As he put it, a company shouldn’t have to adapt itself to adopt a given technology stack. Layering on top allows the Directus system to inherit what a company is doing. “It literally is your architecture shining through,” he said. “Your data store stays completely pure and pristine.” 

Directus 9 ultimately embodies the company’s focus on “data democratization.” A database that is normally locked behind the doors of IT can be accessed by all business users, “from interns right up to C-suites,” Haynes said. And they don’t have to build their own in-house systems that can take months or years to complete. 

The newest version has 10 times higher performance than the company’s previous versions, allowing for near-instant SQL query responses. It also adds more secure two-factor authentication and single sign-on permissions; customizable dashboards, charts, and other visualization tools; and numerous integration and presentation options. 

“It’s a completely different approach than what’s out there,” Haynes said. “Just saying ‘headless CMS’ is so leading, so myopic.”

Haynes started Directus in 2004 with the aim of democratizing data management.
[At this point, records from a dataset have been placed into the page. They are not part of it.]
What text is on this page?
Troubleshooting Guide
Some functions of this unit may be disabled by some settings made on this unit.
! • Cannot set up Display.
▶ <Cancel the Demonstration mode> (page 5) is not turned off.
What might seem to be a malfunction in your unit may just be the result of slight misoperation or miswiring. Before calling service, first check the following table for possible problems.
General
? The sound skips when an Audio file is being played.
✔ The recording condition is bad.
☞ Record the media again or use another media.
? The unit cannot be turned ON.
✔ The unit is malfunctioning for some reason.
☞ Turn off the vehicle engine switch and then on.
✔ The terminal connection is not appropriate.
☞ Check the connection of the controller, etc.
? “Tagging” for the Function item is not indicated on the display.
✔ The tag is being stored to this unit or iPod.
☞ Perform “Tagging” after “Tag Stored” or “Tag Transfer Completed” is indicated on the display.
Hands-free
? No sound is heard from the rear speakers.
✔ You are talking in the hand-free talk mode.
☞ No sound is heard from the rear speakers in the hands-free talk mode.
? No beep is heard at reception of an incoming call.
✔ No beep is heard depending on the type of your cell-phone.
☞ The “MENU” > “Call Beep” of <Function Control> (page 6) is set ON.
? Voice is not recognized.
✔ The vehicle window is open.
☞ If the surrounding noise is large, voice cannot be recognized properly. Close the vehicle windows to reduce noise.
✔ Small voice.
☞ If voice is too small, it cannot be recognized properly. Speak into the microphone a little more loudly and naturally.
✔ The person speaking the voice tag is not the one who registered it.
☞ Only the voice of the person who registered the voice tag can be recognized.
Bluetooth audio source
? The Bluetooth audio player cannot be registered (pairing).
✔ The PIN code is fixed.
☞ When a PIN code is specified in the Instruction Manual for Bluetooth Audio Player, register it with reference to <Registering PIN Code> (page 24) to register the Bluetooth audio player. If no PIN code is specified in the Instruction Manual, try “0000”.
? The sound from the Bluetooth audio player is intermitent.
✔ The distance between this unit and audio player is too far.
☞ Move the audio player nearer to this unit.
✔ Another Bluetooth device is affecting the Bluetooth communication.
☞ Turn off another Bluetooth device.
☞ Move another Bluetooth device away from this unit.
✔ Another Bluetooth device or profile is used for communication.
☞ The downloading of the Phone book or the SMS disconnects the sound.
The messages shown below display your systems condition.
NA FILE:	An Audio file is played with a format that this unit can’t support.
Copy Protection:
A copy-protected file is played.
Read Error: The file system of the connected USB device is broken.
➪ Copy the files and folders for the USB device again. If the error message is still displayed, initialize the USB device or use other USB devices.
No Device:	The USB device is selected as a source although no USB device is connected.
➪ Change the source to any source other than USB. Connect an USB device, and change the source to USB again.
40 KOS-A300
The software company has gained significant traction: it recently achieved the milestone of 16 million Docker installations, and its software is used by the likes of Bose, AT&T, TripAdvisor, Comcast, the U.S. Navy, and the Government of Canada. “It’s amazing to see the breadth of use patterns for this platform,” Haynes said. 

Work on Directus 9 started two years ago as a two-person project; it has since grown to a team of 20 engineers supported by hundreds of contributors. Looking ahead, the company will continue to enhance and improve the system with a focus on stability, documentation, and testing, Haynes said. On a broader scale, he sees greater implications around digital visualization and data understanding. 

“We’re trying to find those outer bounds,” Haynes said. “It’s exciting building something that is actually meaningful at such a large scale.”